Una carga que nadie debería llevar
Reconocí que los hijos no deberían ser el paño de lágrimas de los mayores
Por Sara Trejo de Hernández
Esa mañana como muchas otras, mi mamá recogía la ropa de papá. Cuando observó una camisa, dijo: “De nuevo estuvo con esa mujer. Mira, trae lápiz de labios en el cuello”.
Yo me sentí tan furiosa e impotente como ella, pero ¿qué podía hacer una pequeña de cinco años? El problema entre mis padres se convirtió en asunto mío. Me sentía llena de incertidumbre al pensar en el futuro de mi familia, angustiada por las reacciones de mi padre hacia mi madre y muy insegura porque aquellos de quienes necesitaba apoyo y sostén, no estaban para dármelo. Estaba sola.
Sin pasar mucho tiempo mis padres se divorciaron. Mi corazón se hinchaba de rencor, tristeza, desilusión y culpa. Como yo era la hija mayor, la confidente de mi madre, su amiga, sentía que tenía que ayudar y protegerla y a mi hermanita. Pensaba que yo era más fuerte que mi mamá para soportar esta situación, pero realmente era una carga que no debía llevar.
En Proverbios 19:14, Dios dice: “La casa y las riquezas son herencia de los padres”. En la familia los que vigilan por la seguridad y la provisión, deben ser los padres, no los hijos.
A mis dieciocho años conocí a Jesús como mi Salvador y muchas cosas cambiaron en mi vida. En una ocasión una amiga me compartió que cuando se enojaba con su esposo tendía a refugiarse en sus hijos y sabía que no era lo correcto. En esa época yo no me había casado aún, pero el comentario de mi amiga me recordó la situación con mi mamá y reflexioné al respecto.
Decidí que cuando tuviera mis propios hijos, no iba a hacerlos partícipes de los problemas con mi esposo. Porque reconocí que los hijos no deberían ser el paño de lágrimas de los mayores.
El Señor Jesús ha sido muy fiel conmigo. Me dio un esposo maravilloso, pero como no somos perfectos solemos repetir los patrones que aprendimos en la infancia.
En una ocasión hablaba con mi hijo menor y mencioné: “¡Tan lindo mi esposo que me trajo naranjas!”.
Me interrumpió y me dijo: “Cuando estás contenta con mi papá lo llamas ¡Mi esposo! Pero si estás molesta con él, dices ¡Tu papá!”.

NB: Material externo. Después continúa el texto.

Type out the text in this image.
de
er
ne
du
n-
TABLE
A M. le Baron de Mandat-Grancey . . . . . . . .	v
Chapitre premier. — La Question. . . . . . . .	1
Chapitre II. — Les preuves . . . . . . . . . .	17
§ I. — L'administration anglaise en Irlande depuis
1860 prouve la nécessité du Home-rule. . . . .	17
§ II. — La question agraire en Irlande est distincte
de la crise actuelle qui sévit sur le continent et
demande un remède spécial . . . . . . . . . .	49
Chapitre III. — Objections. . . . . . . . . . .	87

Me sorprendió. Ni siquiera me había percatado de mi actitud de queja. Creía que nunca hablaba de nuestros problemas de pareja con los hijos, pero sí tenía actitudes contra él para buscar el apoyo de los muchachos a mi favor. ¡Qué fea! Lo que tanto daño me había hecho, lo estaba repitiendo.
Ese día decidí tener más cuidado y en vez de hacer alianzas con los hijos en contra de mi esposo, propuse hacer alianzas con mi esposo a favor de los hijos. Como dice el Señor cuando se refiere al matrimonio en Marcos 10:7: “Por esto el hombre dejará a su padre y a su madre, para unirse a su esposa, y los dos serán como una sola persona”, no con los hijos sino entre los esposos.
Recordaba a mi mamá que no tuvo un marido en quién apoyarse. Además, mi padre era muy celoso y no le permitía tener amigas con las cuales desahogarse. Ni siquiera a mi abuelita le decía algo para no preocuparla. Y en esa época no conocíamos al Señor Jesús para pedir la ayuda de Él. En verdad estaba sola. Creo que mi hermana y yo fuimos su única opción.
Pido a Dios que cada mujer que pase por circunstancias como esas, tenga la ayuda del Señor Jesucristo para resolver sus problemas y el apoyo de otras creyentes que pueden orar por ella. Eso sí, será un remedio eficaz.